Warren Stephens, an American businessman who founded and runs his own investment bank, made the following observation. “In our experience, what we have found the rarest commodity is a good management team. And good management teams manage through good and bad cycles and manage to grow their business over a long period of time.”
This is a man who runs his slide rule over businesses every day, whether it be for acquisitions, mergers, IPOs or other corporate transactions. It’s interesting that he rarely finds a strong management team in the businesses he deals with and advises. A strong management team is one of the most vital things you need to get in place when building and growing your business and yet it’s one of the hardest things to get right.
When you start out, it’s natural that most of the management strategy and decision making falls to you – after all, you’ve been the one with the vision and the drive to start the company and to build the business in the first place. But there comes a point along the way where, for the business to grow, you need to start building a management team. And not just any old management team, but a strong management team with the right mix of personalities, skills and experience.
It’s important to realise that you won’t get every management appointment right. Some people can talk a good game but fail to deliver in practice, whilst others may not come over as well at interview but are nonetheless highly effective in the role. It takes time and experience to learn what type of person works and doesn’t work in your business and also that depends on the role in question.
It’s also essential to remember that as the business grows, your management team may need to change over time as well. You may find that someone who is brilliant at managing five people or ten people is hopelessly out of their depth when their team grows to fifty people. As the leader in the business you need to be on the constant watch out for the warning signs that someone is struggling or that the department and consequent responsibilities have grown too much for them.

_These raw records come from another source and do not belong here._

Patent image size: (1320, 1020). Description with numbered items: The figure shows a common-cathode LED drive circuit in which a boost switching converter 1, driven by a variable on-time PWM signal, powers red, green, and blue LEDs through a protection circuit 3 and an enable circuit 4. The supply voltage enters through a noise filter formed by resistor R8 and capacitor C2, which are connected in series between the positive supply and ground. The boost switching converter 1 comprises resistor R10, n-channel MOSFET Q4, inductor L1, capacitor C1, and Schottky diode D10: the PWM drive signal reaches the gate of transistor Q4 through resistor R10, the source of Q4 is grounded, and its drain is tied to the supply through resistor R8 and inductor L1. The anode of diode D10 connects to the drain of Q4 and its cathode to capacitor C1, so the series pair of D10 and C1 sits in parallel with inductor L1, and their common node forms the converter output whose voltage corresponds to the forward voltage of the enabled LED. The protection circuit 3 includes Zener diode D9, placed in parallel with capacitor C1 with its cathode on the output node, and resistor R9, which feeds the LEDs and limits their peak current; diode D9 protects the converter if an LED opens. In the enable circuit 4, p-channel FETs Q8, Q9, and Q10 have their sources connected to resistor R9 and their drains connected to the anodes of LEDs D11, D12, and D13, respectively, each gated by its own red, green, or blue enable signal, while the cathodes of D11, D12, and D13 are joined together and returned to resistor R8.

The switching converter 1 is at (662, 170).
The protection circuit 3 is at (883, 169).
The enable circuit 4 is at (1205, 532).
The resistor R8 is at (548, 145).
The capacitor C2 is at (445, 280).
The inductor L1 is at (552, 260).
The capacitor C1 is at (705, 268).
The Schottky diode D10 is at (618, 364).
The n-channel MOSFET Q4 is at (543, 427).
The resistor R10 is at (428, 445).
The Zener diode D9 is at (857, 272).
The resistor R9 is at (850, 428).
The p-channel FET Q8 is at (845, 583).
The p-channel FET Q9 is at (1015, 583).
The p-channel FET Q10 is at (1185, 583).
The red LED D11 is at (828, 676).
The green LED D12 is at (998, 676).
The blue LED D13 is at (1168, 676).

At that point, you have two options – if you think it’s a skills issue but the person has promise, you may want to invest in training and development to help him or her move up to the next level. But if you think they’ve reached their ceiling, then it may be time to say goodbye if you want your business to continue to grow and flourish with the right leadership.
At Peninsula, I look around my management team and I’m really proud of the depth of expertise they embody. I have a huge amount of confidence in their abilities, judgement and professionalism. It’s been a long road to build the right team but I don’t think we’ve ever had a stronger group running the business across the different departments and the many regions and countries where we are now present.
Management is always a balancing act – as the leader of the business you need to give people enough room to grow, to develop, to make their own decisions and sometimes to make their own mistakes. But you also need not to allow them too much leeway, so that the business is never at any overall risk from poor individual decision making – because ultimately that’s your responsibility.
Theodore Roosevelt said: “The best executive is the one who has sense enough to pick good people to do what he wants done, and self-restraint to keep from meddling with them while they do it.” I’d add a caveat – hire the best people you possibly can and be sure to avoid meddling, but never take your eye off the ball either.